The scene in the parking lot was like an outtake from "Night of the Living Dead." Ten a.m., and all the guys seemed to need a shave. Gosh, no wonder we'd been sacked.

"Sacked," by the way, is left over from the days of guilds and journeymen. Craftsmen owned their own tools and little else, so if your master decided he didn't like you anymore he had only to hand you a sack containing them, and you could bloody well hit the road. No need to mince words with further discussion of golden parachutes or COBRA requirements.

The second time was when the University gave me the sack.
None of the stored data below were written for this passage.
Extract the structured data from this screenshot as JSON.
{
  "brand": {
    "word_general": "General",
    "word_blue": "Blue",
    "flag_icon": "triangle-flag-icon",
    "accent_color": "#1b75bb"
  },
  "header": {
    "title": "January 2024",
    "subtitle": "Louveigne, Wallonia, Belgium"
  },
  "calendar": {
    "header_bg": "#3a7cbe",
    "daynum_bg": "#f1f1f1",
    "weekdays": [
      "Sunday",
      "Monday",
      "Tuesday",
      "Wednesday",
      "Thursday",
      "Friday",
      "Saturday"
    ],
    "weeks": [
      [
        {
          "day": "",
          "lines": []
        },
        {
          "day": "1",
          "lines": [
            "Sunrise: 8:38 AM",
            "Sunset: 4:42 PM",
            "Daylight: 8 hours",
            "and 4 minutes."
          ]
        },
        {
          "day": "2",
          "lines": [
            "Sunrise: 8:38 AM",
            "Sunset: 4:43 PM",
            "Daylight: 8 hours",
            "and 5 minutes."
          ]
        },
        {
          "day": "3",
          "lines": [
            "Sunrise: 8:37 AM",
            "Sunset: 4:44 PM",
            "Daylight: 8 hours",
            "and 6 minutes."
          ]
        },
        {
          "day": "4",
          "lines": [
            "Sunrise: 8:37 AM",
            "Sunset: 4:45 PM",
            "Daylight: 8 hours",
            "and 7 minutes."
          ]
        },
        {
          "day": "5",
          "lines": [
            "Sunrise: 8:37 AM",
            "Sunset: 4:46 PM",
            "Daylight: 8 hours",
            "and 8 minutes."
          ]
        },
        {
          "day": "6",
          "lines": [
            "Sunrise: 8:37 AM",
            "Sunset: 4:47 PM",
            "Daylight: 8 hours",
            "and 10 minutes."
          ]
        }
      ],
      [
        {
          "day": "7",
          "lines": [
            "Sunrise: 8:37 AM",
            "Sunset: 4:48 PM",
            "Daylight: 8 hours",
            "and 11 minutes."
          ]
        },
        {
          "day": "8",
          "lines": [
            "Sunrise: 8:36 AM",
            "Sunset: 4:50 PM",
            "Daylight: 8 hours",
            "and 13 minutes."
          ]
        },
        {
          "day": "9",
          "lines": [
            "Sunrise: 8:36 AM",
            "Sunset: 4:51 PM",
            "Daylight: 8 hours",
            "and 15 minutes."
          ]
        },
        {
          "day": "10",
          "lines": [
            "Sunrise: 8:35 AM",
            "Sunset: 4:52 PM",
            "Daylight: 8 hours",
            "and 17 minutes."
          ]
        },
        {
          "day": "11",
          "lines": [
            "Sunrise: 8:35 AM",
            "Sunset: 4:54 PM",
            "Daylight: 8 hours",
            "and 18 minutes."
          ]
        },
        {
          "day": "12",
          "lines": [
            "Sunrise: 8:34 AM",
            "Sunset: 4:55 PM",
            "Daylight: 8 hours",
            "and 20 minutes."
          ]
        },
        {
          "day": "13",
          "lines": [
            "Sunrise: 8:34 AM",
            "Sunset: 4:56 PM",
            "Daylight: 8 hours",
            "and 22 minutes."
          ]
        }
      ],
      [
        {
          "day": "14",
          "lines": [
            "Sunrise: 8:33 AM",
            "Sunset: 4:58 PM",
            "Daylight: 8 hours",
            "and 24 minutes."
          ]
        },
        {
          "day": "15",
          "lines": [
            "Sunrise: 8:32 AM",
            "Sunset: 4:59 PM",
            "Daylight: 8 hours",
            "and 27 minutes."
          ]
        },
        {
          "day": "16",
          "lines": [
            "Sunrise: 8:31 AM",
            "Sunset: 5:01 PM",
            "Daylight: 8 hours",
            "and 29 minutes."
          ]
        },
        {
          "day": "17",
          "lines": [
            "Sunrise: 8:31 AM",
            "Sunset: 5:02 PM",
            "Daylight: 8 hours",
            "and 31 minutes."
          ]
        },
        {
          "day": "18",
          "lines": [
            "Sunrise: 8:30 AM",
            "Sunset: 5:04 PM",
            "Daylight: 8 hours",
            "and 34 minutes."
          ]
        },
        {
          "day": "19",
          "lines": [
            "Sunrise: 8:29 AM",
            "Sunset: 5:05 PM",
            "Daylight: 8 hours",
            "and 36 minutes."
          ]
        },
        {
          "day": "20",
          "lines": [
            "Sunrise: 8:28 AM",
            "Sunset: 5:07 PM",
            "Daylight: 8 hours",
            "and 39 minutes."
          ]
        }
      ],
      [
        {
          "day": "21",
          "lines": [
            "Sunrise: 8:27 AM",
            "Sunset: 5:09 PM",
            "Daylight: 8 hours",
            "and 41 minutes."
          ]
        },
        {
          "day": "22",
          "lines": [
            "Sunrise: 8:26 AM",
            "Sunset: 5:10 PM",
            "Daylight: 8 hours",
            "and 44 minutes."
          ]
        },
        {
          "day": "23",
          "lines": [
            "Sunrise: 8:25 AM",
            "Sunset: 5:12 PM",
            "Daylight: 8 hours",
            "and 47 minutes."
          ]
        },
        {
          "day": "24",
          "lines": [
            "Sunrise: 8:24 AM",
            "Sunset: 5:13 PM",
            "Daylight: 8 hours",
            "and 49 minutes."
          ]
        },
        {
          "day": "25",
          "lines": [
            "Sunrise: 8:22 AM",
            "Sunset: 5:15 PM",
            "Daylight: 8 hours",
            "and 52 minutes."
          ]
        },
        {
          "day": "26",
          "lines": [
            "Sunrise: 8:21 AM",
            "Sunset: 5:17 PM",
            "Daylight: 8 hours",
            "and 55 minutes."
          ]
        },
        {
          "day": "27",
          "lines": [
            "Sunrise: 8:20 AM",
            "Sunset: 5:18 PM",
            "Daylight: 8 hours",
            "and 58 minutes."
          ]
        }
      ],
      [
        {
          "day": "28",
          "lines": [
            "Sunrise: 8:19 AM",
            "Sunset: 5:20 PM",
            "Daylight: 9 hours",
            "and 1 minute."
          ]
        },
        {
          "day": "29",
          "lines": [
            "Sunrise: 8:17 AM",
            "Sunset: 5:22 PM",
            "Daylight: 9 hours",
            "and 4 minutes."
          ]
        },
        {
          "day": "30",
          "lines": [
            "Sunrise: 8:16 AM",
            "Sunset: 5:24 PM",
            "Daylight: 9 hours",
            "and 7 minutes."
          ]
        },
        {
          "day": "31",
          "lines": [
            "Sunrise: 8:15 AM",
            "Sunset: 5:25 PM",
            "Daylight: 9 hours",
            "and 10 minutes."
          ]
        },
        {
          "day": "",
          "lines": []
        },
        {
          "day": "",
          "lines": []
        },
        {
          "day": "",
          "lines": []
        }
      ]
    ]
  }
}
I used to publish academic computer software for the Duke University Press, whose then-director wrote all his correspondence on a typewriter and eventually decided that publishing software was not a reasonable occupation. Should've seen that one coming, shouldn't I?
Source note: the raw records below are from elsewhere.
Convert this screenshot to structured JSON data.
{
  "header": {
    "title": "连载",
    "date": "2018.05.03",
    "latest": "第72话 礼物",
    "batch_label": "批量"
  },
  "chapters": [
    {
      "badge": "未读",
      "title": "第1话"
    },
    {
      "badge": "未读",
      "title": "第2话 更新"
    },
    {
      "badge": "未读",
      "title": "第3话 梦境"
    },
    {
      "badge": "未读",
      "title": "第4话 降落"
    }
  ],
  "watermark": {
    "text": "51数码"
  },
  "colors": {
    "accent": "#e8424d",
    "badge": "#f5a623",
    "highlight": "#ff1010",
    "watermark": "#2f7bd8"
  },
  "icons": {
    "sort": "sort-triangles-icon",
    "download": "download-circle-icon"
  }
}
But even for a man who's made a second career of finding a second career, January was a hard month. This time I was the heavy, the stone-hearted bureaucrat behind the guillotine. I helped select and lay off two people.

Their anger, self-pity and fear made me howl inside because I could not cross the gap between us. I was the boss for whose sins they must suffer; they did not ask or permit me to play the seemingly hypocritical role of friend. By the end of the second day after the layoff I had come down with the flu. It seemed the least I could do.
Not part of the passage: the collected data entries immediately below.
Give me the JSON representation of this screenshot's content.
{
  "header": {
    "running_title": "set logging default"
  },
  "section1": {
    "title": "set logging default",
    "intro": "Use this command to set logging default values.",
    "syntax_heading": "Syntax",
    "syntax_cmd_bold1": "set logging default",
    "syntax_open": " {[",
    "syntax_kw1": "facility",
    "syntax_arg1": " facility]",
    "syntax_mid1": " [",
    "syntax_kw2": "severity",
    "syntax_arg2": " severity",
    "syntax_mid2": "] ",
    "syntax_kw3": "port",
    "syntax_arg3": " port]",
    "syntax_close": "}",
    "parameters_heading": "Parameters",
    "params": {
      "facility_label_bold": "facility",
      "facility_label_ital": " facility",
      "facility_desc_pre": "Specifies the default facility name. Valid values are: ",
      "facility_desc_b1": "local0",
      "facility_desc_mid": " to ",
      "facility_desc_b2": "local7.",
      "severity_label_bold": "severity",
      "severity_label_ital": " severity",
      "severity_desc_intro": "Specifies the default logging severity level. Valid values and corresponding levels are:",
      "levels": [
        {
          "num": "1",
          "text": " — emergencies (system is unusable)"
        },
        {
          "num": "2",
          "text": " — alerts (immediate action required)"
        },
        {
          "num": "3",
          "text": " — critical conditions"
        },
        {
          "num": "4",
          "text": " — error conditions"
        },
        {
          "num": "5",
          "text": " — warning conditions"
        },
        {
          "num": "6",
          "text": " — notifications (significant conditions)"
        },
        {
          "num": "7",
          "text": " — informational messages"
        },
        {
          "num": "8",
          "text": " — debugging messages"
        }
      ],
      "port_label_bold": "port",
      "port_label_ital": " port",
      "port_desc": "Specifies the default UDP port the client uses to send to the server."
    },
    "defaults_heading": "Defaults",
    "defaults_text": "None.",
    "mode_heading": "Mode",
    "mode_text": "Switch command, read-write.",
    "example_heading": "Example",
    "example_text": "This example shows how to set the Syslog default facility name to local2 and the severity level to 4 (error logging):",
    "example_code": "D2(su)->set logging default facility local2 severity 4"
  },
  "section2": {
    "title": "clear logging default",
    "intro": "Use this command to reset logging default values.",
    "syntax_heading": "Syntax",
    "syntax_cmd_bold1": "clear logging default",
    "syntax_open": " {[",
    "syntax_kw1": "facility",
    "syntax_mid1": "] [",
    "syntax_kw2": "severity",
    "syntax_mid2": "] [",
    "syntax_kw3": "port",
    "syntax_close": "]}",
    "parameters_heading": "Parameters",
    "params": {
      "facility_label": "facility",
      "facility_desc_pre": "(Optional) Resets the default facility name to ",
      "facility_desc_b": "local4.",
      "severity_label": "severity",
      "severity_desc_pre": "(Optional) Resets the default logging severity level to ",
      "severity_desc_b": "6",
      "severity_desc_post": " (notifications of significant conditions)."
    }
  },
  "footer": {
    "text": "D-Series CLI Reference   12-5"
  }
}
Society teaches that organizational synergy makes a company larger than the sum of its employees. This idea is embedded in our very laws of incorporation. But those next few days, in the midst of my fever, a suspicion touched my mind now and then that maybe this wasn't the whole story.

A person has a soul. She cannot but bring to her job every ounce of experience, every dream she has dreamed, every fiber of her drive for excellence-but the job doesn't know what to make of all that. She has a thousand skills and passions that the company cannot define, harness, advance, understand or use. So when the inevitability of layoffs arises, who has failed whom?

To put it another way, my job involves looking at numbers. When the numbers say, "This person is of little value," and your moral conscience says, "This person is of infinite value," what do you do?

The practical problem is not whether we have layoffs, but how we are to understand them. The humblest line worker, filing clerk or wet-behind-the-ears college grad, when placed in the balance against the whole weight of the Corporation, tips the scales his or her way. It is the company that fails employees, not the other way around. It fails to understand them, train them, tap their interests and abilities-fails to be enough of a community to let people blossom in the midst of its wholeness.

Sackings constitute nothing less than an indictment of the corporate way of life, an admission of defeat and shame for the firm. Whatever a company's size, layoffs should never occur until every executive has experienced a few sleepless nights to season his actions with humility.

Who loses face in a layoff? A job is just what people do, it's not what they are. What they are is human, bigger than any mere cabal formed to manufacture widgets or to make money. That corporations are amoral and imperfect is nothing to boast about. My company was unable to accommodate our employees' peculiar genius, and I feel ashamed.

Paul Baerman, Fuqua '90, is a Durham resident.